Taking similar steps to identify and measure errors and weaknesses at a provider and geographic level, CMS will develop better, comparable information on the accuracy of payments in Medicaid. These efforts will allow CMS to collect consistent information on error rates in Medicaid payments across all states. Under the review program, states will be reviewed once every three years.
In addition, 2005 was the third year of the Payment Accuracy Measure (PAM) pilot project which CMS used to measure the accuracy of state payments for Medicaid and SCHIP. In October, CMS issued an interim final regulation with comment that will implement a national program to identify and reduce improper payments in Medicaid. In 2006, CMS will review Medicaid fee-for-service medical claims and in 2007, CMS will measure improper payments in the fee-for-service, managed care and eligibility aspects of Medicaid. CMS will then calculate state-specific error rates upon which a national Medicaid error rate can be estimated. CMS will work with states to develop and review the data, to identify the state programs that keep error rates down, and to expand the use of effective approaches.
Also beginning in FY 2007, CMS will begin to measure improper payments in SCHIP programs and will begin to select states for measurement once every three years, similar to the selection in the Medicaid improper payment effort.
CMS is developing a comprehensive strategy to measure improper payments for the new prescription drug benefit as it is implemented in the coming months. In 2005, CMS began an assessment of the risk for improper payments to Medicare Advantage plans.
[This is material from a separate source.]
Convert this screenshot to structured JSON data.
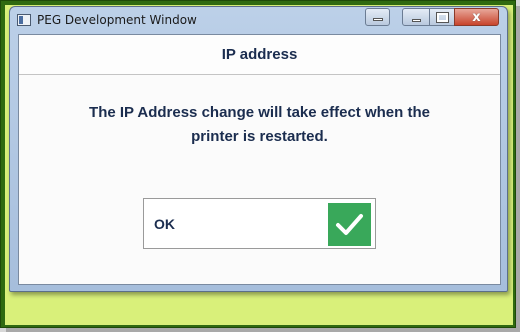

In 2006, CMS will take a series of steps to measure the accuracy of these payments in detail and address potential risks. CMS will begin by reviewing the monthly payments made to the plans and conduct a review of all the data required for plan payments. Managed care payment reviews will examine whether beneficiaries are eligible to enroll in a plan, how payments are made and what occurs when a beneficiary’s enrollment is terminated.
Those efforts will be complemented through the work of the Medicare Rx Integrity Contractors (MEDICs) who will help identify and prevent fraud and abuse in the Medicare prescription drug program.
“Program and fiscal integrity oversight is an integral part of CMS's financial management strategy and we place a high priority on detecting and preventing improper or fraudulent payments,” said Dr. McClellan.